Location: Human Nutrition Research Center on Aging
Title: Beta-Cryptoxanthin supplementation prevents cigarette smoke-induced lung inflammation, oxidative damage and squamous metaplasia in ferrets Authors
|Liu, Chun -|
|Bronson, Roderick -|
|Russell, Robert -|
|Wang, Xiang-Dong -|
Submitted to: Cancer Prevention Research
Publication Type: Peer Reviewed Journal
Publication Acceptance Date: March 3, 2011
Publication Date: March 18, 2011
Citation: Liu, C., Bronson, R.T., Russell, R., Wang, X. 2011. Beta-Cryptoxanthin supplementation prevents cigarette smoke-induced lung inflammation, oxidative damage and squamous metaplasia in ferrets. Cancer Prevention Research. PMID:21421799. Interpretive Summary: In epidemiologic studies, high intake of beta-cryptoxanthin has been associated with a decreased risk of lung cancer, particularly among current smokers. However, data are not available from well-controlled animal studies to examine the effects of beta-cryptoxanthin on cigarette smoke-induced lung lesions, and the biological mechanisms by which beta-cryptoxanthin might affect lung carcinogenesis. In the present study, we tested two doses of beta-cryptoxanthin that are relevant to human beta-cryptoxanthin intakes and beta-cryptoxanthin supplementation at both doses significantly decreased cigarette smoke-induced lung inflammation and lung precancerous lesions. Beta-Cryptoxanthin supplementation also lowered smoke-induced expression of TNF alpha, NF-kB and AP-1 and smoke-elevated levels of oxidative DNA damage in the lungs. High-dose beta-cryptoxanthin that is equivalent to 525 ug/day in humans [within the range of intake in the Singapore Chinese Health Study] was generally more effective than low-dose beta-cryptoxanthin. Such finding thus provides useful information for the selection of the dose(s) of beta-cryptoxanthin for the potential future human beta-cryptoxanthin intervention studies.

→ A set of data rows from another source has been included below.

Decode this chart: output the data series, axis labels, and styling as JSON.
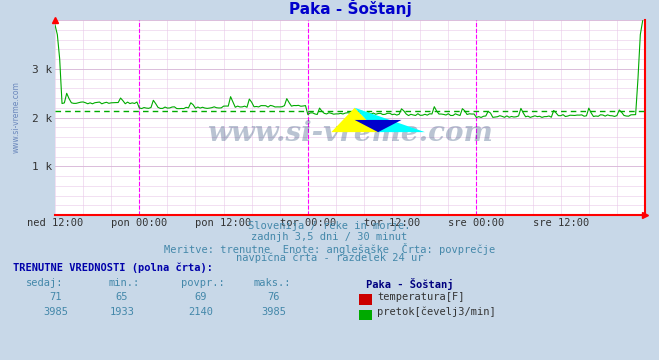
{
  "title": "Paka - Šoštanj",
  "title_color": "#0000cc",
  "bg_color": "#c8d8e8",
  "plot_bg_color": "#ffffff",
  "grid_color": "#d0b0d0",
  "vgrid_color": "#d0d0ff",
  "axis_color": "#ff0000",
  "watermark": "www.si-vreme.com",
  "watermark_color": "#1a3a6a",
  "left_label": "www.si-vreme.com",
  "subtitle_lines": [
    "Slovenija / reke in morje.",
    "zadnjh 3,5 dni / 30 minut",
    "Meritve: trenutne  Enote: anglešaške  Črta: povprečje",
    "navpična črta - razdelek 24 ur"
  ],
  "footer_bold": "TRENUTNE VREDNOSTI (polna črta):",
  "footer_headers": [
    "sedaj:",
    "min.:",
    "povpr.:",
    "maks.:"
  ],
  "footer_row1": [
    "71",
    "65",
    "69",
    "76"
  ],
  "footer_row2": [
    "3985",
    "1933",
    "2140",
    "3985"
  ],
  "footer_labels": [
    "Paka - Šoštanj",
    "temperatura[F]",
    "pretok[čevelj3/min]"
  ],
  "temp_color": "#cc0000",
  "flow_color": "#00aa00",
  "avg_color": "#00aa00",
  "vline_color": "#ff00ff",
  "xlim": [
    0,
    252
  ],
  "ylim": [
    0,
    4000
  ],
  "vline_positions": [
    36,
    108,
    180
  ],
  "avg_flow": 2140,
  "n_points": 252
}
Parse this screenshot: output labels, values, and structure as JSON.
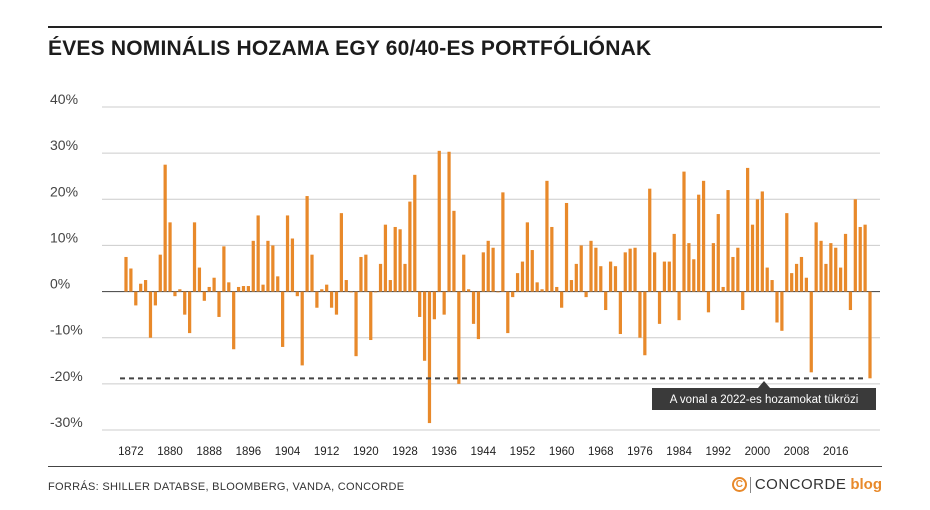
{
  "title": "ÉVES NOMINÁLIS HOZAMA EGY 60/40-ES PORTFÓLIÓNAK",
  "source": "FORRÁS: SHILLER DATABSE, BLOOMBERG, VANDA, CONCORDE",
  "brand": {
    "icon": "copyright-c-icon",
    "name": "CONCORDE",
    "suffix": "blog",
    "accent": "#e8892a"
  },
  "colors": {
    "bar": "#e8892a",
    "grid": "#cccccc",
    "annotation_bg": "#3a3a3a"
  },
  "chart_data": {
    "type": "bar",
    "title": "ÉVES NOMINÁLIS HOZAMA EGY 60/40-ES PORTFÓLIÓNAK",
    "xlabel": "",
    "ylabel": "",
    "ylim": [
      -30,
      40
    ],
    "yticks": [
      -30,
      -20,
      -10,
      0,
      10,
      20,
      30,
      40
    ],
    "ytick_labels": [
      "-30%",
      "-20%",
      "-10%",
      "0%",
      "10%",
      "20%",
      "30%",
      "40%"
    ],
    "x_start": 1871,
    "xtick_labels": [
      "1872",
      "1880",
      "1888",
      "1896",
      "1904",
      "1912",
      "1920",
      "1928",
      "1936",
      "1944",
      "1952",
      "1960",
      "1968",
      "1976",
      "1984",
      "1992",
      "2000",
      "2008",
      "2016"
    ],
    "grid": true,
    "reference_line": {
      "value": -18.8,
      "style": "dashed"
    },
    "annotation": "A vonal a 2022-es hozamokat tükrözi",
    "values": [
      7.5,
      5,
      -3,
      1.7,
      2.5,
      -10,
      -3,
      8,
      27.5,
      15,
      -1,
      0.5,
      -5,
      -9,
      15,
      5.2,
      -2,
      1,
      3,
      -5.5,
      9.8,
      2,
      -12.5,
      1,
      1.2,
      1.2,
      11,
      16.5,
      1.5,
      11,
      10,
      3.3,
      -12,
      16.5,
      11.5,
      -1,
      -16,
      20.7,
      8,
      -3.5,
      0.5,
      1.5,
      -3.5,
      -5,
      17,
      2.5,
      0,
      -14,
      7.5,
      8,
      -10.5,
      0,
      6,
      14.5,
      2.5,
      14,
      13.5,
      6,
      19.5,
      25.3,
      -5.5,
      -15,
      -28.5,
      -6,
      30.5,
      -5,
      30.3,
      17.5,
      -20,
      8,
      0.5,
      -7,
      -10.3,
      8.5,
      11,
      9.5,
      0,
      21.5,
      -9,
      -1.2,
      4,
      6.5,
      15,
      9,
      2,
      0.5,
      24,
      14,
      1,
      -3.5,
      19.2,
      2.5,
      6,
      10,
      -1.2,
      11,
      9.5,
      5.5,
      -4,
      6.5,
      5.5,
      -9.2,
      8.5,
      9.3,
      9.5,
      -10,
      -13.8,
      22.3,
      8.5,
      -7,
      6.5,
      6.5,
      12.5,
      -6.2,
      26,
      10.5,
      7,
      21,
      24,
      -4.5,
      10.5,
      16.8,
      1,
      22,
      7.5,
      9.5,
      -4,
      26.8,
      14.5,
      20,
      21.7,
      5.2,
      2.5,
      -6.7,
      -8.5,
      17,
      4,
      6,
      7.5,
      3,
      -17.5,
      15,
      11,
      6,
      10.5,
      9.5,
      5.2,
      12.5,
      -4,
      20,
      14,
      14.5,
      -18.8
    ]
  }
}
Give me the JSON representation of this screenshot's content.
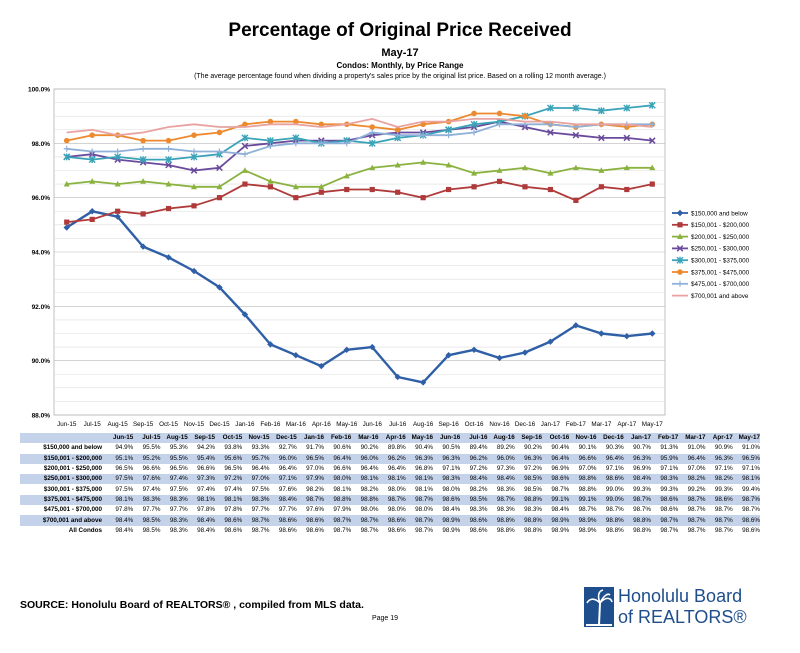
{
  "header": {
    "title": "Percentage of Original Price Received",
    "subtitle": "May-17",
    "subtitle2": "Condos: Monthly, by Price Range",
    "note": "(The average percentage found when dividing a property's sales price by the original list price. Based on a rolling 12 month average.)"
  },
  "chart_data": {
    "type": "line",
    "title": "Percentage of Original Price Received",
    "ylim": [
      88.0,
      100.0
    ],
    "yticks": [
      "88.0%",
      "90.0%",
      "92.0%",
      "94.0%",
      "96.0%",
      "98.0%",
      "100.0%"
    ],
    "grid": true,
    "legend_position": "right",
    "x": [
      "Jun-15",
      "Jul-15",
      "Aug-15",
      "Sep-15",
      "Oct-15",
      "Nov-15",
      "Dec-15",
      "Jan-16",
      "Feb-16",
      "Mar-16",
      "Apr-16",
      "May-16",
      "Jun-16",
      "Jul-16",
      "Aug-16",
      "Sep-16",
      "Oct-16",
      "Nov-16",
      "Dec-16",
      "Jan-17",
      "Feb-17",
      "Mar-17",
      "Apr-17",
      "May-17"
    ],
    "series": [
      {
        "name": "$150,000 and below",
        "color": "#2f5fa6",
        "marker": "diamond",
        "values": [
          94.9,
          95.5,
          95.3,
          94.2,
          93.8,
          93.3,
          92.7,
          91.7,
          90.6,
          90.2,
          89.8,
          90.4,
          90.5,
          89.4,
          89.2,
          90.2,
          90.4,
          90.1,
          90.3,
          90.7,
          91.3,
          91.0,
          90.9,
          91.0
        ]
      },
      {
        "name": "$150,001 - $200,000",
        "color": "#b03a3a",
        "marker": "square",
        "values": [
          95.1,
          95.2,
          95.5,
          95.4,
          95.6,
          95.7,
          96.0,
          96.5,
          96.4,
          96.0,
          96.2,
          96.3,
          96.3,
          96.2,
          96.0,
          96.3,
          96.4,
          96.6,
          96.4,
          96.3,
          95.9,
          96.4,
          96.3,
          96.5
        ]
      },
      {
        "name": "$200,001 - $250,000",
        "color": "#8ab23f",
        "marker": "triangle",
        "values": [
          96.5,
          96.6,
          96.5,
          96.6,
          96.5,
          96.4,
          96.4,
          97.0,
          96.6,
          96.4,
          96.4,
          96.8,
          97.1,
          97.2,
          97.3,
          97.2,
          96.9,
          97.0,
          97.1,
          96.9,
          97.1,
          97.0,
          97.1,
          97.1
        ]
      },
      {
        "name": "$250,001 - $300,000",
        "color": "#6a4a9c",
        "marker": "x",
        "values": [
          97.5,
          97.6,
          97.4,
          97.3,
          97.2,
          97.0,
          97.1,
          97.9,
          98.0,
          98.1,
          98.1,
          98.1,
          98.3,
          98.4,
          98.4,
          98.5,
          98.6,
          98.8,
          98.6,
          98.4,
          98.3,
          98.2,
          98.2,
          98.1
        ]
      },
      {
        "name": "$300,001 - $375,000",
        "color": "#3aa3b8",
        "marker": "star",
        "values": [
          97.5,
          97.4,
          97.5,
          97.4,
          97.4,
          97.5,
          97.6,
          98.2,
          98.1,
          98.2,
          98.0,
          98.1,
          98.0,
          98.2,
          98.3,
          98.5,
          98.7,
          98.8,
          99.0,
          99.3,
          99.3,
          99.2,
          99.3,
          99.4
        ]
      },
      {
        "name": "$375,001 - $475,000",
        "color": "#ed8a2f",
        "marker": "circle",
        "values": [
          98.1,
          98.3,
          98.3,
          98.1,
          98.1,
          98.3,
          98.4,
          98.7,
          98.8,
          98.8,
          98.7,
          98.7,
          98.6,
          98.5,
          98.7,
          98.8,
          99.1,
          99.1,
          99.0,
          98.7,
          98.6,
          98.7,
          98.6,
          98.7
        ]
      },
      {
        "name": "$475,001 - $700,000",
        "color": "#8fb0d8",
        "marker": "plus",
        "values": [
          97.8,
          97.7,
          97.7,
          97.8,
          97.8,
          97.7,
          97.7,
          97.6,
          97.9,
          98.0,
          98.0,
          98.0,
          98.4,
          98.3,
          98.3,
          98.3,
          98.4,
          98.7,
          98.7,
          98.7,
          98.6,
          98.7,
          98.7,
          98.7
        ]
      },
      {
        "name": "$700,001 and above",
        "color": "#e8a3a0",
        "marker": "none",
        "values": [
          98.4,
          98.5,
          98.3,
          98.4,
          98.6,
          98.7,
          98.6,
          98.6,
          98.7,
          98.7,
          98.6,
          98.7,
          98.9,
          98.6,
          98.8,
          98.8,
          98.9,
          98.9,
          98.8,
          98.8,
          98.7,
          98.7,
          98.7,
          98.6
        ]
      }
    ]
  },
  "table": {
    "header": [
      "",
      "Jun-15",
      "Jul-15",
      "Aug-15",
      "Sep-15",
      "Oct-15",
      "Nov-15",
      "Dec-15",
      "Jan-16",
      "Feb-16",
      "Mar-16",
      "Apr-16",
      "May-16",
      "Jun-16",
      "Jul-16",
      "Aug-16",
      "Sep-16",
      "Oct-16",
      "Nov-16",
      "Dec-16",
      "Jan-17",
      "Feb-17",
      "Mar-17",
      "Apr-17",
      "May-17"
    ],
    "rows": [
      {
        "label": "$150,000 and below",
        "blue": false,
        "cells": [
          "94.9%",
          "95.5%",
          "95.3%",
          "94.2%",
          "93.8%",
          "93.3%",
          "92.7%",
          "91.7%",
          "90.6%",
          "90.2%",
          "89.8%",
          "90.4%",
          "90.5%",
          "89.4%",
          "89.2%",
          "90.2%",
          "90.4%",
          "90.1%",
          "90.3%",
          "90.7%",
          "91.3%",
          "91.0%",
          "90.9%",
          "91.0%"
        ]
      },
      {
        "label": "$150,001 - $200,000",
        "blue": true,
        "cells": [
          "95.1%",
          "95.2%",
          "95.5%",
          "95.4%",
          "95.6%",
          "95.7%",
          "96.0%",
          "96.5%",
          "96.4%",
          "96.0%",
          "96.2%",
          "96.3%",
          "96.3%",
          "96.2%",
          "96.0%",
          "96.3%",
          "96.4%",
          "96.6%",
          "96.4%",
          "96.3%",
          "95.9%",
          "96.4%",
          "96.3%",
          "96.5%"
        ]
      },
      {
        "label": "$200,001 - $250,000",
        "blue": false,
        "cells": [
          "96.5%",
          "96.6%",
          "96.5%",
          "96.6%",
          "96.5%",
          "96.4%",
          "96.4%",
          "97.0%",
          "96.6%",
          "96.4%",
          "96.4%",
          "96.8%",
          "97.1%",
          "97.2%",
          "97.3%",
          "97.2%",
          "96.9%",
          "97.0%",
          "97.1%",
          "96.9%",
          "97.1%",
          "97.0%",
          "97.1%",
          "97.1%"
        ]
      },
      {
        "label": "$250,001 - $300,000",
        "blue": true,
        "cells": [
          "97.5%",
          "97.6%",
          "97.4%",
          "97.3%",
          "97.2%",
          "97.0%",
          "97.1%",
          "97.9%",
          "98.0%",
          "98.1%",
          "98.1%",
          "98.1%",
          "98.3%",
          "98.4%",
          "98.4%",
          "98.5%",
          "98.6%",
          "98.8%",
          "98.6%",
          "98.4%",
          "98.3%",
          "98.2%",
          "98.2%",
          "98.1%"
        ]
      },
      {
        "label": "$300,001 - $375,000",
        "blue": false,
        "cells": [
          "97.5%",
          "97.4%",
          "97.5%",
          "97.4%",
          "97.4%",
          "97.5%",
          "97.6%",
          "98.2%",
          "98.1%",
          "98.2%",
          "98.0%",
          "98.1%",
          "98.0%",
          "98.2%",
          "98.3%",
          "98.5%",
          "98.7%",
          "98.8%",
          "99.0%",
          "99.3%",
          "99.3%",
          "99.2%",
          "99.3%",
          "99.4%"
        ]
      },
      {
        "label": "$375,001 - $475,000",
        "blue": true,
        "cells": [
          "98.1%",
          "98.3%",
          "98.3%",
          "98.1%",
          "98.1%",
          "98.3%",
          "98.4%",
          "98.7%",
          "98.8%",
          "98.8%",
          "98.7%",
          "98.7%",
          "98.6%",
          "98.5%",
          "98.7%",
          "98.8%",
          "99.1%",
          "99.1%",
          "99.0%",
          "98.7%",
          "98.6%",
          "98.7%",
          "98.6%",
          "98.7%"
        ]
      },
      {
        "label": "$475,001 - $700,000",
        "blue": false,
        "cells": [
          "97.8%",
          "97.7%",
          "97.7%",
          "97.8%",
          "97.8%",
          "97.7%",
          "97.7%",
          "97.6%",
          "97.9%",
          "98.0%",
          "98.0%",
          "98.0%",
          "98.4%",
          "98.3%",
          "98.3%",
          "98.3%",
          "98.4%",
          "98.7%",
          "98.7%",
          "98.7%",
          "98.6%",
          "98.7%",
          "98.7%",
          "98.7%"
        ]
      },
      {
        "label": "$700,001 and above",
        "blue": true,
        "cells": [
          "98.4%",
          "98.5%",
          "98.3%",
          "98.4%",
          "98.6%",
          "98.7%",
          "98.6%",
          "98.6%",
          "98.7%",
          "98.7%",
          "98.6%",
          "98.7%",
          "98.9%",
          "98.6%",
          "98.8%",
          "98.8%",
          "98.9%",
          "98.9%",
          "98.8%",
          "98.8%",
          "98.7%",
          "98.7%",
          "98.7%",
          "98.6%"
        ]
      },
      {
        "label": "All Condos",
        "blue": false,
        "cells": [
          "98.4%",
          "98.5%",
          "98.3%",
          "98.4%",
          "98.6%",
          "98.7%",
          "98.6%",
          "98.6%",
          "98.7%",
          "98.7%",
          "98.6%",
          "98.7%",
          "98.9%",
          "98.6%",
          "98.8%",
          "98.8%",
          "98.9%",
          "98.9%",
          "98.8%",
          "98.8%",
          "98.7%",
          "98.7%",
          "98.7%",
          "98.6%"
        ]
      }
    ]
  },
  "footer": {
    "source": "SOURCE:  Honolulu Board of REALTORS® , compiled from MLS data.",
    "page": "Page 19",
    "logo_line1": "Honolulu Board",
    "logo_line2": "of REALTORS®"
  }
}
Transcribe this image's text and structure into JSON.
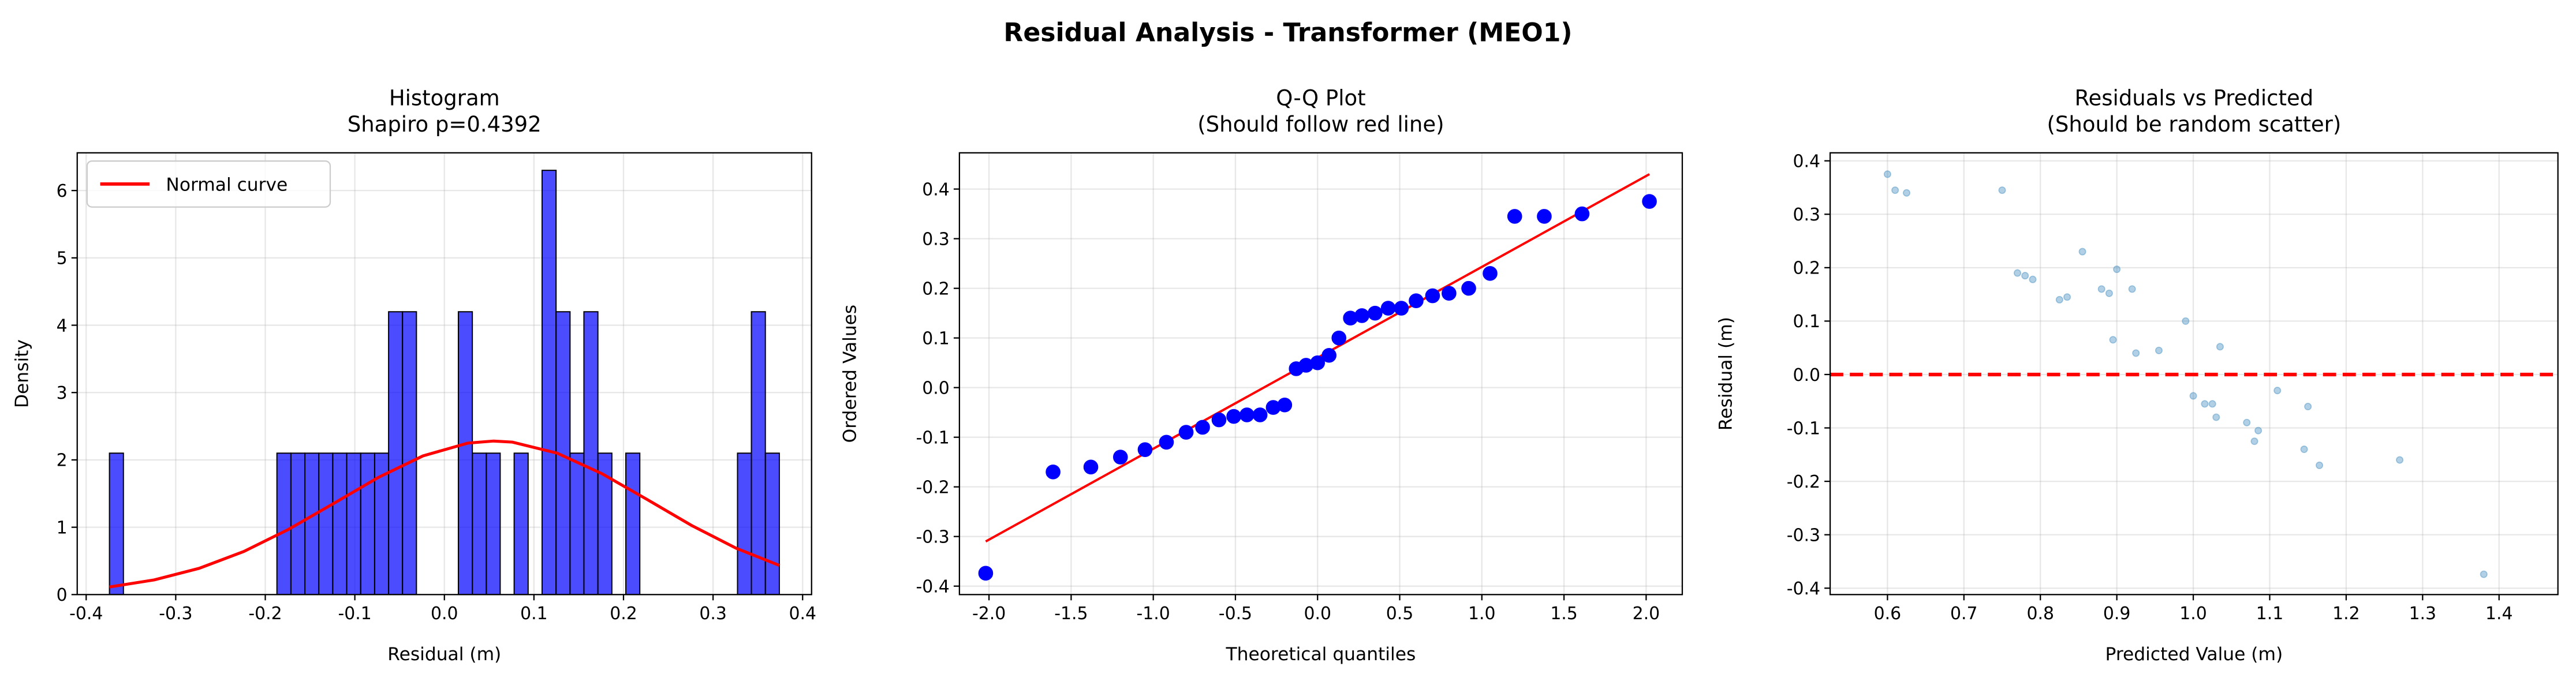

Technical Abstract: In epidemiologic studies, high intake of beta-cryptoxanthin has been associated with a decreased risk of lung cancer, particularly among current smokers. However, data are not available from well-controlled animal studies to examine the effects of beta-cryptoxanthin on cigarette smoke-induced lung lesions, and the biological mechanisms by which beta-cryptoxanthin might affect lung carcinogenesis. We evaluated the effects of beta-cryptoxanthin supplementation on cigarette smoke-induced squamous metaplasia, inflammation, and changes in protein levels of pro-inflammatory cytokine [tumor necrosis factor alpha (TNF-alpha)] and transcription factors [nuclear factor kappa B (NF-kB) and activator protein-1 (AP-1)], as well as on smoke-induced oxidative DNA damage [8-hydroxy-2'-deoxyguanosine (8-OHdG)] in the lung tissue of ferrets. Thirty six male ferrets were assigned to cigarette smoke exposure or no exposure and to lowdose, or high-dose beta-cryptoxanthin, or no dose (2 x 3 factorial design) for 3 months. Beta-Cryptoxanthin supplementation dose-dependently increased plasma and lung beta-cryptoxanthin levels in ferrets, whereas cigarette smoke exposure lowered plasma and lung Beta-cryptoxanthin levels. Beta-Cryptoxanthin at both doses significantly decreased smoke-induced lung squamous metaplasia and inflammation. Beta-Cryptoxanthin also substantially reduced smoke-elevated TNF-alpha levels in alveolar, bronchial, bronchiolar and bronchial serous/mucous gland epithelial cells and in lung macrophages. Moreover, beta-cryptoxanthin decreased smoke-induced activation of NF-kB, expression of AP-1 and levels of 8-OHdG. The beneficial effects of beta-cryptoxanthin were stronger for high-dose beta-cryptoxanthin than for low-dose beta-cryptoxanthin. Data from this study Indicate that beta-cryptoxanthin provides a beneficial effect against cigarette smoke-induced inflammation, oxidative DNA damage and squamous metaplasia in the lungs.